12.09.2021 21:13:00

656

KÜÇÜK EFE BÜYÜYOR

KÜÇÜK EFE BÜYÜYOR

KÜÇÜK EFE BÜYÜYOR!

 Her yiğidin yoğurt yiyişi farklı olduğu gibi, her er kişinin hamuru da, hamurunun kıvamı da farklıdır.

Ah güzel insan, kendi bilginden, görgünden, farkındalığından, kültüründen, edinimlerinden, en önemlisi de edebinden oluşan karışımı, kendi ellerinle elediğin una, maya olarak çalıp, yine kendi hamurunu yoğurursun da an be an; kendi hem var hem yok’una şekil verme becerisine göre yansıtırsın her daim kendi aynandan yine kendi kendini.

Ana malzemenin ölçüsü ise, kıvamın tutturulabilmesi için gerçek insan olmak adına aşağı yukarı bellidir de; yol bu ya, gece gündüz arşınlamakla bitmez, ömürler geçer de yine yeniden tadacağı deneyimlerle tanış olmak da insanı adam etmeye yetmez.

Oysa ki çuvalındaki unun kalitesi, yaşamına dokunanlar sayesinde cebinde biriktirdikleriyle doğru orantılıdır. Kodlu genleri, ağzından çıkacakları kulağının duymasıyla kalemine yazdırılacaklara tesir eder zamanla. Nihayetinde anlar ki; bazen sözü gümüş bilir konuşturur seni, kimi zaman da aksine doldurur ağzını sabırla, ettirmez bir kelam, taşa çevirir içindeki beni.

    An geldi, çala kalemini aldı yine eline diyelim, karaladı ondan akanı doyasıya.

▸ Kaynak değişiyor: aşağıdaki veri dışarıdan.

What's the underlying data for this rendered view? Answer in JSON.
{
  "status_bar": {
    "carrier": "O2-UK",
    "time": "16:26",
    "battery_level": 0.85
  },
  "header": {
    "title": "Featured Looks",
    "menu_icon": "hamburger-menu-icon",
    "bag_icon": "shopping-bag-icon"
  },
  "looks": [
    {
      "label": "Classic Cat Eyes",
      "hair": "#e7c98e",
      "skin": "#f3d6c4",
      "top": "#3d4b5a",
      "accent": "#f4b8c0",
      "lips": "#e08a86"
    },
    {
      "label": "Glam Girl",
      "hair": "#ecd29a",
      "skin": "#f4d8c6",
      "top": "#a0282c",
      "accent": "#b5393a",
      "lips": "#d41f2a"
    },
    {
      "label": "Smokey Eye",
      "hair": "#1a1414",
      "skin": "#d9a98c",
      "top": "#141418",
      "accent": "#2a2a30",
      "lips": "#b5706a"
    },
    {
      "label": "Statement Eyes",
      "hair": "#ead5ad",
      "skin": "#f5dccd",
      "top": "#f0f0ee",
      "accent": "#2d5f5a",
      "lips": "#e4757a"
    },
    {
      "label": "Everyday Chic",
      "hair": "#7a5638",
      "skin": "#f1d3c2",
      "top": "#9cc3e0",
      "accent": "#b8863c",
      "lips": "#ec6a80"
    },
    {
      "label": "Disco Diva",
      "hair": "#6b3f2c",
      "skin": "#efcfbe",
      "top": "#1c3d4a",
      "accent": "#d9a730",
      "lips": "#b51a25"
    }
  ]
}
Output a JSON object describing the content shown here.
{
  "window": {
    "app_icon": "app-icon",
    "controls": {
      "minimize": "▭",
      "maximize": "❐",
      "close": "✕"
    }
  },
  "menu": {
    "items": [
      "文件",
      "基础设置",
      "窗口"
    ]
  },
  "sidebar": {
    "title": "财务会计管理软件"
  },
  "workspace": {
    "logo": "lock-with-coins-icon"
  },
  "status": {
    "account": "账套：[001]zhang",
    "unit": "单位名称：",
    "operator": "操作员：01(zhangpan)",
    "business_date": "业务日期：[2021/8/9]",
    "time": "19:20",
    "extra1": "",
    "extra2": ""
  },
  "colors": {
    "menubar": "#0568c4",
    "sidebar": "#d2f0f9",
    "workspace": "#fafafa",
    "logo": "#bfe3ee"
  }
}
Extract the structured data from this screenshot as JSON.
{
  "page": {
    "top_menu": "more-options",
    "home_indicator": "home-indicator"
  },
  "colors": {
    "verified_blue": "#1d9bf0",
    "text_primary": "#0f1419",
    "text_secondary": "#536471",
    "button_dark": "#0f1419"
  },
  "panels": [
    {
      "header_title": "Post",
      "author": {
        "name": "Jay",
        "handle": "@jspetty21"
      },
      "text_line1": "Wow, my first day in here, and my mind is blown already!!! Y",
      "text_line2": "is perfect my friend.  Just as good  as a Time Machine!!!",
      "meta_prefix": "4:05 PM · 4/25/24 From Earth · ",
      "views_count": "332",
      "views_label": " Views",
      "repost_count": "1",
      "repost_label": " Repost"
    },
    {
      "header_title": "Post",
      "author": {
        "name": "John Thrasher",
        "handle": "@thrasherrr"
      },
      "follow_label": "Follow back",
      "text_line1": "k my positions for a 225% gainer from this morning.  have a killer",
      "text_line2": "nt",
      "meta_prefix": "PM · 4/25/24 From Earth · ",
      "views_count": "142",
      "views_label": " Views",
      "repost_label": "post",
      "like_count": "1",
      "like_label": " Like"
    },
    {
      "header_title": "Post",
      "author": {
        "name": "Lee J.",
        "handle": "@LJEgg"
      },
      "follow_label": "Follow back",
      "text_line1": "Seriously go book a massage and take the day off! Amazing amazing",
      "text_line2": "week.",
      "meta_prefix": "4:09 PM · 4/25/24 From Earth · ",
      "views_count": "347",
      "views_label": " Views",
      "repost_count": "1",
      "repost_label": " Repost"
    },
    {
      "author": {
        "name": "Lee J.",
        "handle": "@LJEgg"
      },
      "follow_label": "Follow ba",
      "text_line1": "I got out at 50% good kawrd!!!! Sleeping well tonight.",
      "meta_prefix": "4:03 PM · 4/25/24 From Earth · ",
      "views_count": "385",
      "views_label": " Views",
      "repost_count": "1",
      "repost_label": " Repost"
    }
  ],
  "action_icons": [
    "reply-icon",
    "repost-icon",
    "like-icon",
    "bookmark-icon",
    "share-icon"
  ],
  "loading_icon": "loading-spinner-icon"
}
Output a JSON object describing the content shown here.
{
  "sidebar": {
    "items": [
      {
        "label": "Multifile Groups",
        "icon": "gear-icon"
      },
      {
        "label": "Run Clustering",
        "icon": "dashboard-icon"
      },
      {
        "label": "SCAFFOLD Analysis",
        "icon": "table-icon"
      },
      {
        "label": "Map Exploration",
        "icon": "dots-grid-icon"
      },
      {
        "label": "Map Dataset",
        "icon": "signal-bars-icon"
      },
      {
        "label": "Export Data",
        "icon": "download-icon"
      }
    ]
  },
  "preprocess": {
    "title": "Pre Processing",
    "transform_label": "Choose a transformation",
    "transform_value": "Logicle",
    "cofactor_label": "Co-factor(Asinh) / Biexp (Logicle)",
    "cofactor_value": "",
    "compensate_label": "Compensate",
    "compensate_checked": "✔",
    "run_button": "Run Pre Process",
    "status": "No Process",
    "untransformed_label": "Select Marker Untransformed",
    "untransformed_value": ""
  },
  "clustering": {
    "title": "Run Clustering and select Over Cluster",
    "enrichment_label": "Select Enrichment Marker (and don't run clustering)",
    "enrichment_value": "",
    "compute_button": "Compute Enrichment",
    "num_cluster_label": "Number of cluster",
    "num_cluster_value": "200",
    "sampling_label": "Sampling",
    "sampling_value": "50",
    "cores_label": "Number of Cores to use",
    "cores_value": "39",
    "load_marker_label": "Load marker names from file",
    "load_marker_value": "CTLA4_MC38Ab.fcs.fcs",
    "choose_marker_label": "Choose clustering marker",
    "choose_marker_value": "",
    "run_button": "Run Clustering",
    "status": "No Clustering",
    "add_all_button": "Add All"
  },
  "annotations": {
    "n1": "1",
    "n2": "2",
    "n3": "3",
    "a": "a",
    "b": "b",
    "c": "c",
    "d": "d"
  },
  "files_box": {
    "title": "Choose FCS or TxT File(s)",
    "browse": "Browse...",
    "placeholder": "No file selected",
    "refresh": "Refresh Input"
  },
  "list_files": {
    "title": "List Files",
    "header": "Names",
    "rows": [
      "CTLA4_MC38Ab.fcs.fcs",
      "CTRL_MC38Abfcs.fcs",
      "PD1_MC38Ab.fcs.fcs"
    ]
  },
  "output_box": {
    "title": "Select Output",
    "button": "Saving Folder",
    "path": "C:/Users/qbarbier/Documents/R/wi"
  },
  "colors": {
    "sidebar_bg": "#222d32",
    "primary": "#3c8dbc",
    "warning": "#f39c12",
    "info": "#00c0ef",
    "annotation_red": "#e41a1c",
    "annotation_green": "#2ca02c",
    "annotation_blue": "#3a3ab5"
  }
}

Yazarken konuştu, söylerken sustu. Yaşamın kaosunda gizli dinginliğinde sıklıkla düşüncelere daldı. Rüya bu ya: Ya eksik malzeme kullandı ya da hayat fırınında pişmeden önce yeterince mayalanamadı.

Ya okuduğunu anlamadı ya da anladığı kadarını okudu sandı. Ya aklındakine yazdı ya da fikrindekileri fırsat bilip başkalarının üzerinden dile getirdi. Başta ona, içindekileri yazdırtana, onu konuşturana sonunda dedi ‘Eyvallah’! Farklılıkların çeşitliliğine nötr kalabilmek, kendinden sonra gelecek nesillere, ona sunulandan daha güzelini miras bırakabilmek içindi belki de bu içsel seslenişleri.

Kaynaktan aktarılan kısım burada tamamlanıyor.